Combination Azacitidine and Lenalidomide: A Novel Relapse Prophylaxis Option in Patients after Allogeneic Stem-Cell Transplantation for Acute Myeloid Leukemia

Introduction: Some patients with acute myeloid leukemia (AML) will still relapse after receiving allogeneic hematopoietic stem cell transplantation (allo-SCT). Once relapse, the salvage options are limited and difficult. Therefore, novel drug regimens to prevent relapse after transplantation are required.

Both azacitidine (AZA) and lenalidomide (LEN) possess significant antitumor activity effect in myeloid neoplasms. LEN as maintenance or pre-emptive therapy in the first 3 months post-transplantation was reported to induce severe graft-versus-host disease (GVHD), but AZA has been shown to ameliorate GVHD in transplantation. We therefore examined the efficacy and safety of combined AZA/LEN prophylactic regimen after transplantation.

Patients and Methods: AML patients who had received allo-SCT were treated with AZA (75 mg/m² for 7 days) followed by low dose of LEN on days 10 to 28. The above is one cycle, a total of 8-10 cycles. The course of treatment can be appropriately changed according to the patient's tolerance and condition. The primary endpoint is cumulative incidence of relapse (CIR), the secondary endpoints are Overall survival (OS), Disease-free survival (DFS), adverse events (AEs).

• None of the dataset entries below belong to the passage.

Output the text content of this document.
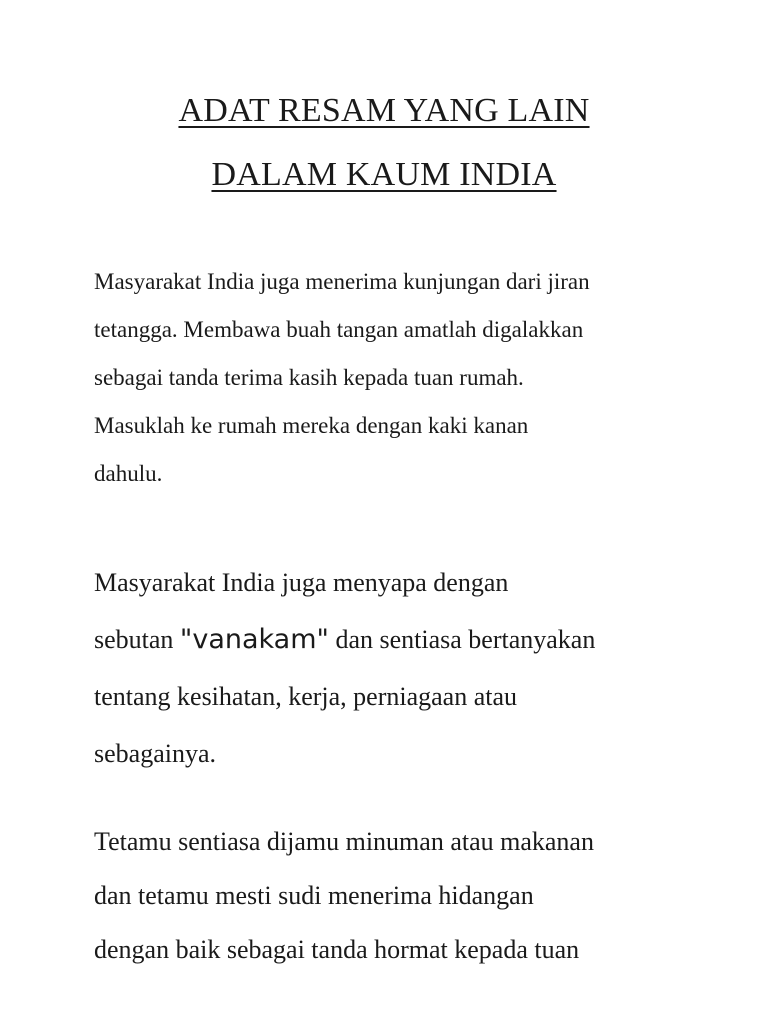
ADAT RESAM YANG LAIN
DALAM KAUM INDIA

Masyarakat India juga menerima kunjungan dari jiran
tetangga. Membawa buah tangan amatlah digalakkan
sebagai tanda terima kasih kepada tuan rumah.
Masuklah ke rumah mereka dengan kaki kanan
dahulu.

Masyarakat India juga menyapa dengan
sebutan "vanakam" dan sentiasa bertanyakan
tentang kesihatan, kerja, perniagaan atau
sebagainya.

Tetamu sentiasa dijamu minuman atau makanan
dan tetamu mesti sudi menerima hidangan
dengan baik sebagai tanda hormat kepada tuan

Results: A total of 28 patients received azacytidine and low-dose lenalidomide prophylaxis after allo-SCT. According to risk stratification, 71% (20/28) patients were at high risk and 29% (8/28) were at intermediate risk. Median chemotherapy numbers before transplantation were 4 (3-8) cycles. The transplantation model includes Haplo-identical (46%), HLA-identical sibling (14%), and Unrelated donor (40%). With a median follow-up of 387 (94-1073) days, 9 patients relapsed (including molecular relapse and cytological relapse), among them, 4 patients had molecular relapse and MRD was changed into negative again after treatment with this AZA/LEN regimen, and other 5 patients developed cytologically relapsed, so this program was terminated, and they received new treatment, but all still alive now. The remaining 23 have survived so far, with disease free. The 1-year CIR is 26 %, and 2-year CIR is 41 %. The 1-year DFS is 74%, and the 2-year DFS is 59%. OS is 100%. Sequential AZA and LEN prophylaxis therapy was well tolerated. About adverse events: a total of 8 patients had grade 3-4 neutropenia, none had agranulocytosis with fever; 3 patients had grade 3-4 thrombocytopenia; Grade 3 transaminase elevations occurred in 2 patients. Four patients developed chronic GVHD after AZA/LEN regimen with a score of 1-2, and no patient developed acute GVHD.

No relevant conflicts of interest to declare.